Um dos meus netinhos - o Vasco -  
a ouvir a cantiga das águas da cachoeira que parecem morrer na queda tumultuosa
para - logo a seguir -  reviveram na calma como se deixam deslizar no leito da ribeira a fazer de espelho de um céu sem mancha e do verde dos montes e das margens!


Sadias como são as águas da cascata que se despenham numa cantiga de amor à Natureza que lhes deu a força de se fazerem ouvir, para regalo de quem, como o meu jovem netinho, sentado num dos penedos da margem, parece escutar por entre a moldura da paisagem, porque se atentarmos no foto, o jovem - que muito amo - está de ouvido à escuta da cantiga das águas.

Sadias, efectivamente, como aquelas águas que a foto documenta, são assim as cantigas que se cantavam - hoje, muito menos - num rincão da Beira Baixa que eu conheço e onde nasci e que costumam cantar-se nos encontros de amigos, muitas delas, intencionalmente dirigidas pelos cantadores aos seus derriços, ou para quem se pretendia que viessem a ser.

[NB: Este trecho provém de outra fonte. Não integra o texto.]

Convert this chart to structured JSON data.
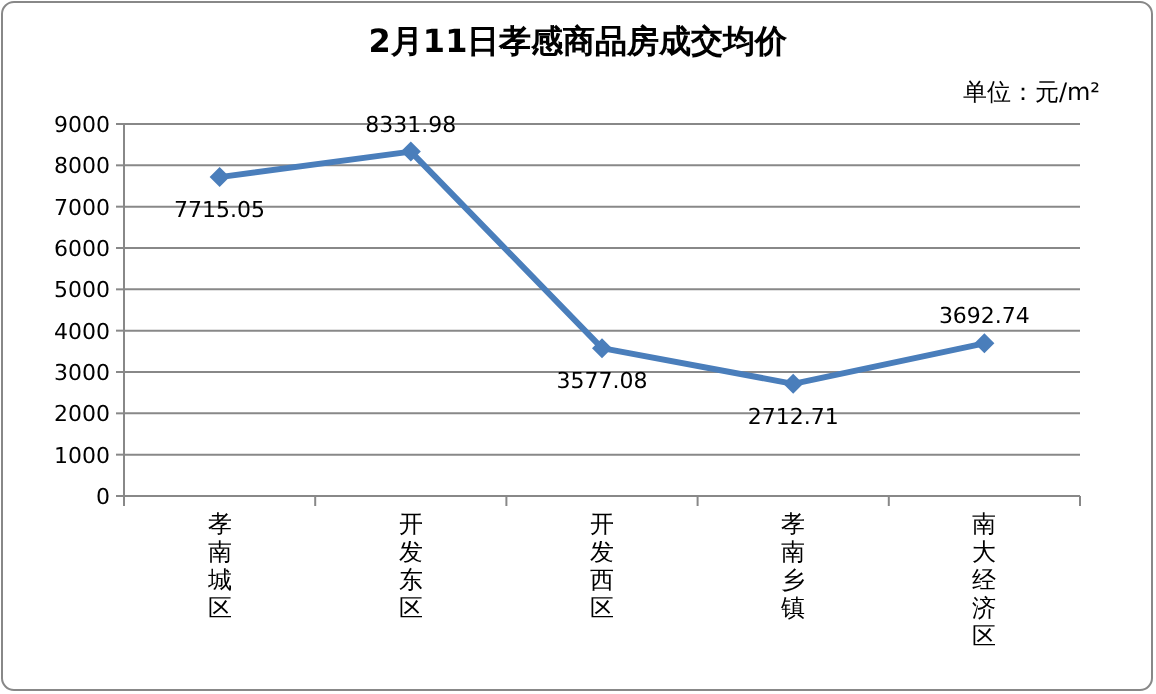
{
  "chart_data": {
    "type": "line",
    "title": "2月11日孝感商品房成交均价",
    "annotations": [
      "单位：元/m²"
    ],
    "categories": [
      "孝南城区",
      "开发东区",
      "开发西区",
      "孝南乡镇",
      "南大经济区"
    ],
    "series": [
      {
        "color": "#4a7ebb",
        "values": [
          7715.05,
          8331.98,
          3577.08,
          2712.71,
          3692.74
        ]
      }
    ],
    "ylim": [
      0,
      9000
    ],
    "yticks": [
      0,
      1000,
      2000,
      3000,
      4000,
      5000,
      6000,
      7000,
      8000,
      9000
    ],
    "grid": "y",
    "marker": "diamond",
    "data_labels": true
  }
}
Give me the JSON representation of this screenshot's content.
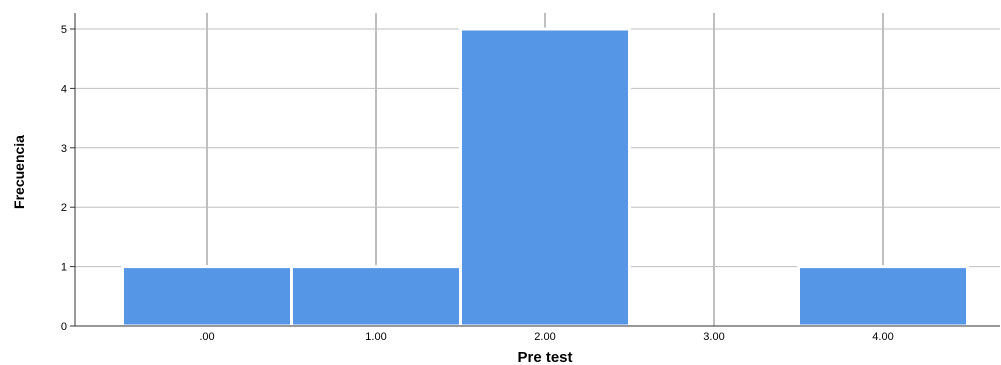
{
  "chart_data": {
    "type": "bar",
    "categories": [
      ".00",
      "1.00",
      "2.00",
      "3.00",
      "4.00"
    ],
    "values": [
      1,
      1,
      5,
      0,
      1
    ],
    "xlabel": "Pre test",
    "ylabel": "Frecuencia",
    "yticks": [
      "0",
      "1",
      "2",
      "3",
      "4",
      "5"
    ],
    "ylim": [
      0,
      5
    ],
    "grid": true,
    "colors": {
      "bar": "#5596e6",
      "bar_outline": "#ffffff",
      "grid": "#bfbfbf",
      "axis": "#333333"
    }
  }
}
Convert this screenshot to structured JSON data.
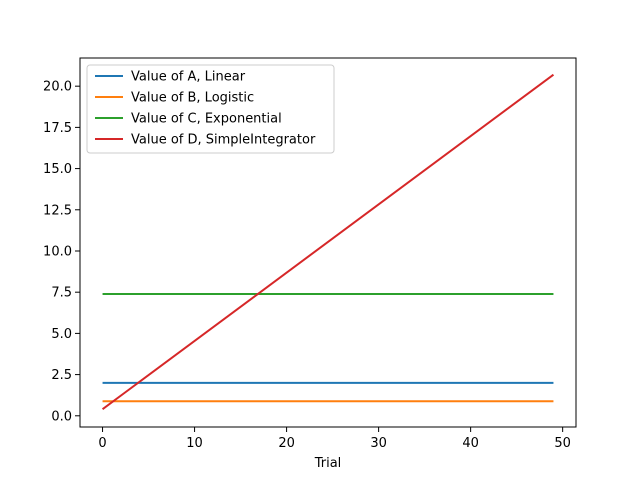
{
  "chart_data": {
    "type": "line",
    "title": "",
    "xlabel": "Trial",
    "ylabel": "",
    "xlim": [
      -2.45,
      51.45
    ],
    "ylim": [
      -0.68,
      21.71
    ],
    "xticks": [
      0,
      10,
      20,
      30,
      40,
      50
    ],
    "xtick_labels": [
      "0",
      "10",
      "20",
      "30",
      "40",
      "50"
    ],
    "yticks": [
      0.0,
      2.5,
      5.0,
      7.5,
      10.0,
      12.5,
      15.0,
      17.5,
      20.0
    ],
    "ytick_labels": [
      "0.0",
      "2.5",
      "5.0",
      "7.5",
      "10.0",
      "12.5",
      "15.0",
      "17.5",
      "20.0"
    ],
    "grid": false,
    "legend_position": "top-left",
    "series": [
      {
        "name": "Value of A, Linear",
        "color": "#1f77b4",
        "x": [
          0,
          49
        ],
        "y": [
          2.0,
          2.0
        ]
      },
      {
        "name": "Value of B, Logistic",
        "color": "#ff7f0e",
        "x": [
          0,
          49
        ],
        "y": [
          0.88,
          0.88
        ]
      },
      {
        "name": "Value of C, Exponential",
        "color": "#2ca02c",
        "x": [
          0,
          49
        ],
        "y": [
          7.39,
          7.39
        ]
      },
      {
        "name": "Value of D, SimpleIntegrator",
        "color": "#d62728",
        "x": [
          0,
          49
        ],
        "y": [
          0.4,
          20.7
        ]
      }
    ]
  }
}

Cantigas simples, sem arrebiques de grande cultura, tinham e têm na sinjeleza da forma todo o seu encanto da cultura popular onde vão buscar o engenho e a arte, porque é, efectivamente, de uma forma de arte que se trata, até porque na construção do verso e no encadear das rimas se vê, quantas vezes, como são ricas as quadras que o povo canta.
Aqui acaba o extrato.